In terms of the rugby left unplayed from the 2019/20 season, the intention was to complete at least some of it if possible, he added.
“We’re still looking at scenarios which might find some way of potentially finishing the PRO14 season if restrictions allow, later in the back end of the summer, beginning of autumn, but that would definitely be a curtailed end,” he added.
“The PRO14 will come back to us with a paper looking at what might be possible, but that’s entirely dependent on the various restrictions in the respective territories.

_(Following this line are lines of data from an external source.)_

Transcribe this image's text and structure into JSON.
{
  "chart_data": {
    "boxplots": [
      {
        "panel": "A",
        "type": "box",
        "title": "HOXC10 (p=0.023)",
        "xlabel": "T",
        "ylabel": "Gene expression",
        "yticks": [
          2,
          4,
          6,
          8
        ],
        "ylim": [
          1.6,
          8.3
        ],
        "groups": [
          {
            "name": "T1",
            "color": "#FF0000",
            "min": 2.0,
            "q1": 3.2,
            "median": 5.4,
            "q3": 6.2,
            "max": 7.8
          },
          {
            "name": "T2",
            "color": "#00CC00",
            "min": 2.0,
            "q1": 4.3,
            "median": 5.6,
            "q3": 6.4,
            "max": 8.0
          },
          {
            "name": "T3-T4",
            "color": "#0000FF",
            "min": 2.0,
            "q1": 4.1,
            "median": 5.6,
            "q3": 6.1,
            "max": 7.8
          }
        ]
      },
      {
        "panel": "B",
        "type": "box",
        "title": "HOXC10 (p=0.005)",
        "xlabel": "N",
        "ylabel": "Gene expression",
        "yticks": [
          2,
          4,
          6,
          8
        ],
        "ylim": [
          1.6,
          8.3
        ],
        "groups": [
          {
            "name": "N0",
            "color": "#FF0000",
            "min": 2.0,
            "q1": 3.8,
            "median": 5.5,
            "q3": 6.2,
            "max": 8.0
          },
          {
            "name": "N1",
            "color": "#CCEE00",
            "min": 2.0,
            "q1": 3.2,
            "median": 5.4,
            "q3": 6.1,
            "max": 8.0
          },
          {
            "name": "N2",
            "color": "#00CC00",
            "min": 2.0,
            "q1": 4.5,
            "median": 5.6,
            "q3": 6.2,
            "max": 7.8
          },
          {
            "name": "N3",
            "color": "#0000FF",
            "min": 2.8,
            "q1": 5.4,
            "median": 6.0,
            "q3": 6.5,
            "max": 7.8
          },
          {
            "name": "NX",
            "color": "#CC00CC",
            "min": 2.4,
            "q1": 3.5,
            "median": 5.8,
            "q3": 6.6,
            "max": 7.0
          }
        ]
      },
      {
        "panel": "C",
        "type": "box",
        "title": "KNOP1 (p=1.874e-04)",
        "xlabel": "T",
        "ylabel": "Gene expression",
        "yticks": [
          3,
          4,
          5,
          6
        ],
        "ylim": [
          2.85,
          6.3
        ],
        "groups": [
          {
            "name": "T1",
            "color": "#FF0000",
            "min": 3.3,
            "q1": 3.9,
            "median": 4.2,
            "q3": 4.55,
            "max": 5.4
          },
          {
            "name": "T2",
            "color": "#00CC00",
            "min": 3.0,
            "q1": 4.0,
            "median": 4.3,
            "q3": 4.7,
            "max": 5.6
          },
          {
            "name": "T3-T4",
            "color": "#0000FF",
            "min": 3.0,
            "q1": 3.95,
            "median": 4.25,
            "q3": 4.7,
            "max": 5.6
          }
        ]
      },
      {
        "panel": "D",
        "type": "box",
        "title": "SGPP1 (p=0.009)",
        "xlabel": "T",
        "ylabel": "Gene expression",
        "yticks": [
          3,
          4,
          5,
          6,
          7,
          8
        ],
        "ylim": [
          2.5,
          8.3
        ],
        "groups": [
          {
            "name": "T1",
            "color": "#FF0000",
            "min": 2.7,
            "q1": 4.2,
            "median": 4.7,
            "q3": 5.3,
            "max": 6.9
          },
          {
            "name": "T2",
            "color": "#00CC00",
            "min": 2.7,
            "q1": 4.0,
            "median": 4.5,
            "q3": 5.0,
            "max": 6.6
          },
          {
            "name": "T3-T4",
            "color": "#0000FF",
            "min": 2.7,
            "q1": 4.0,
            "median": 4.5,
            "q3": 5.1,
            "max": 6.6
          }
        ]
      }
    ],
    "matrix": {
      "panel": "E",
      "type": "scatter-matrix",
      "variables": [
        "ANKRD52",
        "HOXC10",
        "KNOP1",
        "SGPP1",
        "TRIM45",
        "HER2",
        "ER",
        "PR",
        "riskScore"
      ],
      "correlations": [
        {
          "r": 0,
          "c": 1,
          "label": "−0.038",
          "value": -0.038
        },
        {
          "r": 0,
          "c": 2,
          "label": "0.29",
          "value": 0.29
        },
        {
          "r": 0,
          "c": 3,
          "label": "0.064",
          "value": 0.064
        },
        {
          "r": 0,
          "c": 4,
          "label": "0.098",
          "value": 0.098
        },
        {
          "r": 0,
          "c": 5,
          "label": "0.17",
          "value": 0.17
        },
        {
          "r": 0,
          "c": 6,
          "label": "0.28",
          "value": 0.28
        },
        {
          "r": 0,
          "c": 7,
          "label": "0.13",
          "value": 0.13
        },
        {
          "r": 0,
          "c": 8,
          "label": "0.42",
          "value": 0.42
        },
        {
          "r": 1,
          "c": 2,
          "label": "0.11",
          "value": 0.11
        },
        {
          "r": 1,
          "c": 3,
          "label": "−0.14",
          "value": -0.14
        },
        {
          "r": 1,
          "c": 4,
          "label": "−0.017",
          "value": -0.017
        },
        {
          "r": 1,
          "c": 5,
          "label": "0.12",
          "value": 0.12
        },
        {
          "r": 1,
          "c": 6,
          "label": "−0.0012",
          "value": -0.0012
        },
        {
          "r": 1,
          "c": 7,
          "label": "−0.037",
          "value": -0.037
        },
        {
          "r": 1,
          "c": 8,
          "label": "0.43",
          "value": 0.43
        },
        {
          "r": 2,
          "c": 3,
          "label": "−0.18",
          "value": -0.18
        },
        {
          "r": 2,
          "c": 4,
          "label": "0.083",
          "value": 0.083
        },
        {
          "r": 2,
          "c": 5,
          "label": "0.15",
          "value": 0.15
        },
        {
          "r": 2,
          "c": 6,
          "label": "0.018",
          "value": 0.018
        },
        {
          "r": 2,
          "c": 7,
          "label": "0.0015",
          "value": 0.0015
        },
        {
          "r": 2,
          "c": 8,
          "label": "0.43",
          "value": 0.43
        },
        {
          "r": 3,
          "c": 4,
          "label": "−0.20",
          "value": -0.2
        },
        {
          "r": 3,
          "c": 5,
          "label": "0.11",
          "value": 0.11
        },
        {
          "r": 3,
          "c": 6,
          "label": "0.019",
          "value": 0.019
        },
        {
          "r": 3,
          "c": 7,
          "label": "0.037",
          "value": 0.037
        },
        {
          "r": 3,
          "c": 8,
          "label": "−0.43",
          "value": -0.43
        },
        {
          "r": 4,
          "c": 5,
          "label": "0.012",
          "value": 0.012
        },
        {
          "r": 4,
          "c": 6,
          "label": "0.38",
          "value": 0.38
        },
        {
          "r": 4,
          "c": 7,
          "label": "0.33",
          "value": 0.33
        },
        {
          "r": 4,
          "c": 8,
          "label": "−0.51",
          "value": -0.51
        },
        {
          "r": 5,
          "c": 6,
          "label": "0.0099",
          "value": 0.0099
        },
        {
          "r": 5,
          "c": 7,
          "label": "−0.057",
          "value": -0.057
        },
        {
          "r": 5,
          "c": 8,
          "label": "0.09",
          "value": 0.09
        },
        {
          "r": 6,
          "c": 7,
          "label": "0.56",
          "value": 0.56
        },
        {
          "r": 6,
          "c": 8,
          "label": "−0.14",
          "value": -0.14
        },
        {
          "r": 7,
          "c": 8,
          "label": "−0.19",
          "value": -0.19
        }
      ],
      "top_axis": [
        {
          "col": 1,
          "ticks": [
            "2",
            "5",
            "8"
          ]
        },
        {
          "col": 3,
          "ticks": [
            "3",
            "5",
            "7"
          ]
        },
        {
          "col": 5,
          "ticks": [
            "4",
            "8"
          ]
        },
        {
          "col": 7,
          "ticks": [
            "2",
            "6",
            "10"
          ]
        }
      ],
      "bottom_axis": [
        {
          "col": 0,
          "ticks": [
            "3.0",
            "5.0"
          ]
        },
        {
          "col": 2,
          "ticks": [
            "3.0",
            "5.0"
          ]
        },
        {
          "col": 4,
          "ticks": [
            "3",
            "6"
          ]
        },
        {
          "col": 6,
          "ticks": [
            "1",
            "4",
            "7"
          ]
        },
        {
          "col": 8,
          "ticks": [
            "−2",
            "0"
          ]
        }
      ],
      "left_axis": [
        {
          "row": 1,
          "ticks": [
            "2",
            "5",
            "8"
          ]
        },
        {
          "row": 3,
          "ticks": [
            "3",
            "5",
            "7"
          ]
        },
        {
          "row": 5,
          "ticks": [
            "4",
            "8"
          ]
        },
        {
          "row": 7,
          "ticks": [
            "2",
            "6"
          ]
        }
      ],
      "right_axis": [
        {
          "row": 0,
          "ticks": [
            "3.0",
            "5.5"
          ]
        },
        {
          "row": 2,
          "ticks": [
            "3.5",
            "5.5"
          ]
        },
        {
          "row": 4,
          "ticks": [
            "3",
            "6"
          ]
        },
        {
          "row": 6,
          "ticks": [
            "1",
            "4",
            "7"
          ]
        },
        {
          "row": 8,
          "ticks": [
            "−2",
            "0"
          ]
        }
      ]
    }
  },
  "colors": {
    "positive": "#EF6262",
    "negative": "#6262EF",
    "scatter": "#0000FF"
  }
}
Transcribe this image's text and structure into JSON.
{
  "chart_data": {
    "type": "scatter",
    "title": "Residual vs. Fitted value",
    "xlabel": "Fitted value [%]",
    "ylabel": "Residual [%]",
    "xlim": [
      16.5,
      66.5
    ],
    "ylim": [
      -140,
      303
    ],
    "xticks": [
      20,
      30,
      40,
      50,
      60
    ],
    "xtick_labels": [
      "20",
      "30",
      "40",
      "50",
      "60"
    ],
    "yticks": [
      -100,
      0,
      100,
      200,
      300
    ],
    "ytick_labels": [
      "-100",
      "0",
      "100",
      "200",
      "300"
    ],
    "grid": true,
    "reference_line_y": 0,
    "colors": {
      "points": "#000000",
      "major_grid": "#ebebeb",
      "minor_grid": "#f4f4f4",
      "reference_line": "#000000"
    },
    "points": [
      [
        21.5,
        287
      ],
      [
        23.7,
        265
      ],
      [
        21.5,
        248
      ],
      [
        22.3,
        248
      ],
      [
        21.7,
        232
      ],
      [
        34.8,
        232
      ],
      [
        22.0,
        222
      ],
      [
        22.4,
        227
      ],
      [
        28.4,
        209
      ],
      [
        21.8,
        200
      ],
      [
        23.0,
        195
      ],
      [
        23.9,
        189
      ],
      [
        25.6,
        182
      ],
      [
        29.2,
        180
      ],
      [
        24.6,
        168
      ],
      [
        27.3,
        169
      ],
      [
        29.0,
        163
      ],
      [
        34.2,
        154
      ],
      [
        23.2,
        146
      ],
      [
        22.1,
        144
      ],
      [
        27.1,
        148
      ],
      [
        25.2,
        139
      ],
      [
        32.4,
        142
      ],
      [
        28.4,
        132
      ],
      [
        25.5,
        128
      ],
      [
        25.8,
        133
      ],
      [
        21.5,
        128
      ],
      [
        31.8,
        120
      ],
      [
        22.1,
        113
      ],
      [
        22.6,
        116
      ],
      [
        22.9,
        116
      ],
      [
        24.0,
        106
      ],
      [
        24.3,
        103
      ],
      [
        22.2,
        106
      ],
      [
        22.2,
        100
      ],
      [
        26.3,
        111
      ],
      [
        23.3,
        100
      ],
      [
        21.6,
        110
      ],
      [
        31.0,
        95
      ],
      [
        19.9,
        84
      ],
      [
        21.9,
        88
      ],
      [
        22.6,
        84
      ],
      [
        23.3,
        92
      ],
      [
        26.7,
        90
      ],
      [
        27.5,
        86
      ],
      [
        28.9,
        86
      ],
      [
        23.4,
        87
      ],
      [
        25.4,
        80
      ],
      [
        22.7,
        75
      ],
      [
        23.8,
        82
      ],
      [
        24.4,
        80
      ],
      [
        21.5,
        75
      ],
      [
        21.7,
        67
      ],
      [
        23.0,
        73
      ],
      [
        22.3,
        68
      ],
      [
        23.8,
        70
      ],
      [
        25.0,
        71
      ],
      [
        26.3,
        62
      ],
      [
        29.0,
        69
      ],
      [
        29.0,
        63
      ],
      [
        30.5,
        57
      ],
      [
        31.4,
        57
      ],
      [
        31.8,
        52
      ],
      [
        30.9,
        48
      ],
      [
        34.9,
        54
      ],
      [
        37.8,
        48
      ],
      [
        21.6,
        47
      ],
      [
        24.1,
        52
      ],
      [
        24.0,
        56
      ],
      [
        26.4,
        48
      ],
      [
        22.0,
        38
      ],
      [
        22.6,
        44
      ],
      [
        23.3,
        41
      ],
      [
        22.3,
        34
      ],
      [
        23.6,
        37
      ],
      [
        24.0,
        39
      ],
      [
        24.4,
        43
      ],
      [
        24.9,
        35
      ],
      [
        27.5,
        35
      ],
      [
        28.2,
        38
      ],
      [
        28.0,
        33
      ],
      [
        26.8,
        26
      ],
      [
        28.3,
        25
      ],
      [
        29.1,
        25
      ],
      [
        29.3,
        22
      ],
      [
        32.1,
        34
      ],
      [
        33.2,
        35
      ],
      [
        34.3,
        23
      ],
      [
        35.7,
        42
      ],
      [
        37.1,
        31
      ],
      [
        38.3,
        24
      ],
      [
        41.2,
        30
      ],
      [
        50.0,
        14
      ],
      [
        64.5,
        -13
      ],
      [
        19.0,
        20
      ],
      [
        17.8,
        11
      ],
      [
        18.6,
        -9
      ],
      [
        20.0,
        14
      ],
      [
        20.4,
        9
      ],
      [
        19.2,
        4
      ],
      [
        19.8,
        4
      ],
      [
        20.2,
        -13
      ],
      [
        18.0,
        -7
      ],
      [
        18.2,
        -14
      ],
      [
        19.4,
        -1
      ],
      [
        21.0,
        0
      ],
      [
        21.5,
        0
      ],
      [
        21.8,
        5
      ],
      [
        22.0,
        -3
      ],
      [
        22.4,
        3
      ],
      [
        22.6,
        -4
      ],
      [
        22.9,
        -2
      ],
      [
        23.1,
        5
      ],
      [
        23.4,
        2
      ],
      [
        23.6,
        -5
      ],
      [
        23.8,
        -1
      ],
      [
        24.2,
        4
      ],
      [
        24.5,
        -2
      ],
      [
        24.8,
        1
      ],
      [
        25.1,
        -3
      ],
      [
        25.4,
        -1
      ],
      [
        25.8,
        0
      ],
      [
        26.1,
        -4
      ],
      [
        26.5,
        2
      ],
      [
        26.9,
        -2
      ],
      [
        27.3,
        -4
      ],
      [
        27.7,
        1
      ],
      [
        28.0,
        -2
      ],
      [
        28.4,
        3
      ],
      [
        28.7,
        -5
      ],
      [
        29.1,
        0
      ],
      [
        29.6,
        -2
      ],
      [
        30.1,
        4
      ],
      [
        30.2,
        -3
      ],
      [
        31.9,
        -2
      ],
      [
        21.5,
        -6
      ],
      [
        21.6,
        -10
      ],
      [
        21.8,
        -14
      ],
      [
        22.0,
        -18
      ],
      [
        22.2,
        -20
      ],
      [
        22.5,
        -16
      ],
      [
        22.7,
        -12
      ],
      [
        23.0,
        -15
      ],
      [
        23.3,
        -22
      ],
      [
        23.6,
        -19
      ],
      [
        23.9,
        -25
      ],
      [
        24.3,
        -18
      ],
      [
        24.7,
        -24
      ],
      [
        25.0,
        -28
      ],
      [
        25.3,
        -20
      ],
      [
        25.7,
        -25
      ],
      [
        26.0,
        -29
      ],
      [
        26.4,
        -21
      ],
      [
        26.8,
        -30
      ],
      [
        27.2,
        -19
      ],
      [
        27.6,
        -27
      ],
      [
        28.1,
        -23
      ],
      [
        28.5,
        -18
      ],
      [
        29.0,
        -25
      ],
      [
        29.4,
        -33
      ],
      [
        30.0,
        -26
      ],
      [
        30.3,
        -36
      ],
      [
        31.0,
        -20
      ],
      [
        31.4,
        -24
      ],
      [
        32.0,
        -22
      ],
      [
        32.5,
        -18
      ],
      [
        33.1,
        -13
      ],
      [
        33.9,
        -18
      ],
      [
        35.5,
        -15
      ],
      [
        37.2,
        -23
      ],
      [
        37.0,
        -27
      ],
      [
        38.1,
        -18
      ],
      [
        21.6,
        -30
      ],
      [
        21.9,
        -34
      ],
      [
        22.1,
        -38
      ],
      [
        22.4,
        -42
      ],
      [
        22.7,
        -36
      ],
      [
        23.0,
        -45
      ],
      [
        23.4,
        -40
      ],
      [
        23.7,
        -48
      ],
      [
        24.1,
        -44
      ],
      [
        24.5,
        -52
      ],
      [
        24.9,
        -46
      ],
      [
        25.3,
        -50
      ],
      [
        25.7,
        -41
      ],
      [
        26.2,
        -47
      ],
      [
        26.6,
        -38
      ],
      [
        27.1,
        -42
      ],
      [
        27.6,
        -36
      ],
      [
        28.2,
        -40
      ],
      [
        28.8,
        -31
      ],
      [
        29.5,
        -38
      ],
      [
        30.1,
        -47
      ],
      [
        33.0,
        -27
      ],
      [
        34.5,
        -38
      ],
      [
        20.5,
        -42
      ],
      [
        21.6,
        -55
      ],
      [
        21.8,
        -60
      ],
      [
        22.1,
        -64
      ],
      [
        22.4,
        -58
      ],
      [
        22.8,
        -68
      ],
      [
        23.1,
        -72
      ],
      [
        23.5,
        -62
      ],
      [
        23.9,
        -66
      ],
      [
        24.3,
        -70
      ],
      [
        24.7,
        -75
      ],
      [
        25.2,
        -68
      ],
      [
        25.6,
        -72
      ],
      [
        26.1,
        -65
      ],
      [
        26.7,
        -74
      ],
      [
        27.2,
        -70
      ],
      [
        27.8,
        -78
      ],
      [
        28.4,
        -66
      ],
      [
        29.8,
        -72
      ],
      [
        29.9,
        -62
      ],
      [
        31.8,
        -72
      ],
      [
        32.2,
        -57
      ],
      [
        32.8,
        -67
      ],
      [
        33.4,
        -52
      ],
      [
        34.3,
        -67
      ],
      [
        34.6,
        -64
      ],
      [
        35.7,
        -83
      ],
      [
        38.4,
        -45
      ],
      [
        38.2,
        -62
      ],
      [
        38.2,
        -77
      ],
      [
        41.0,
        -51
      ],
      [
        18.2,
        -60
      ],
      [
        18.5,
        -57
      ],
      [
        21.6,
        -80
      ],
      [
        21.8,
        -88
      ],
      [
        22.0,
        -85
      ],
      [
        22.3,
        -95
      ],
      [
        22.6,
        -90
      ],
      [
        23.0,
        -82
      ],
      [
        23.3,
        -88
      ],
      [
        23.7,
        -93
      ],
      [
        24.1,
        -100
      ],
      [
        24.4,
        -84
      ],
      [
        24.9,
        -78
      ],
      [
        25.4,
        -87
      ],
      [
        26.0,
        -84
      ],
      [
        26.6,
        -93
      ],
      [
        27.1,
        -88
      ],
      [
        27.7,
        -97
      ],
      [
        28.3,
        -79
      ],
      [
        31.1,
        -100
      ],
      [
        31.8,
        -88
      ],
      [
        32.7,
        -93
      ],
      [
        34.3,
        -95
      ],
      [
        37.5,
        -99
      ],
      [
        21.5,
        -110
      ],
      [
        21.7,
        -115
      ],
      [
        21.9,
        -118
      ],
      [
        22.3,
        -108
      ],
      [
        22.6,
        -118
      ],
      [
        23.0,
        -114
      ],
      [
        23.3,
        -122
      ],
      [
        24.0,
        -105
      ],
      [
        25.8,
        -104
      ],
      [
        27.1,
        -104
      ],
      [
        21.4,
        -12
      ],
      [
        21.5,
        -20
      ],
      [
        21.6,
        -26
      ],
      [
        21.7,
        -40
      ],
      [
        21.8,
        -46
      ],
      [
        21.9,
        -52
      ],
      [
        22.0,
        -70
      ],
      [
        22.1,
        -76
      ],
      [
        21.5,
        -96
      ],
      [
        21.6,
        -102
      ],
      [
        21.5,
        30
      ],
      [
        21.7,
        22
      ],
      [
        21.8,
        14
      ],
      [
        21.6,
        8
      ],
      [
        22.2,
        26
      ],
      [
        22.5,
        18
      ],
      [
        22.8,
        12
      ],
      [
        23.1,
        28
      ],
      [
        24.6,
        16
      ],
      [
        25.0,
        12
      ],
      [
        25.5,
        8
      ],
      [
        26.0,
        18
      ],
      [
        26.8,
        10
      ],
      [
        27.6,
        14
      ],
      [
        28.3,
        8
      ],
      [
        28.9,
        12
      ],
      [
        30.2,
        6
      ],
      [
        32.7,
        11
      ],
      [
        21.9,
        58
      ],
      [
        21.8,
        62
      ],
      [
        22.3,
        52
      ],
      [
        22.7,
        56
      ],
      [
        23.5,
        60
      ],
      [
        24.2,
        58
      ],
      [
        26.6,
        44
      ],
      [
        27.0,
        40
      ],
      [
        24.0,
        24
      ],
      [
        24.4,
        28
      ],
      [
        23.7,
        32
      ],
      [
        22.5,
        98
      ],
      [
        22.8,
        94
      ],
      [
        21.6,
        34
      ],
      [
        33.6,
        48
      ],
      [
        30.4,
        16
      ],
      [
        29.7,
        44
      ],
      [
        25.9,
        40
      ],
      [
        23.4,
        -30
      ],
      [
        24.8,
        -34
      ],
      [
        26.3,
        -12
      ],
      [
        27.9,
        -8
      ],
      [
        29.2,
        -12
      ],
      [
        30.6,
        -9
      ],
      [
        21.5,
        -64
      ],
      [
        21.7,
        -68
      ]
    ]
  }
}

“Of course we’re looking at ways to reschedule those Six Nations games and do that later in the year if that’s at all possible, around October/November time. But it’s not an easy solve, of course, because we have two rounds of the Six Nations and we’ve also got some other Under 20 games to be managed as well.
“No-one wants to make decisions, entirely understandably, as we have to take guidance from our respective governments.”
The prospect of a home and away Six Nations next season is a live one, he admitted.
“The November series includes teams from the Southern Hemisphere, and it just may not be practical for those teams to travel,” he said. “We’ve been thinking about alternative scenarios in respect of those autumn test windows.
“Until such time as we’re told otherwise, we expect to have New Zealand, Argentina and Japan here in November. But it would be wrong of us not to give consideration to other options, and that’s what we’re doing just now.”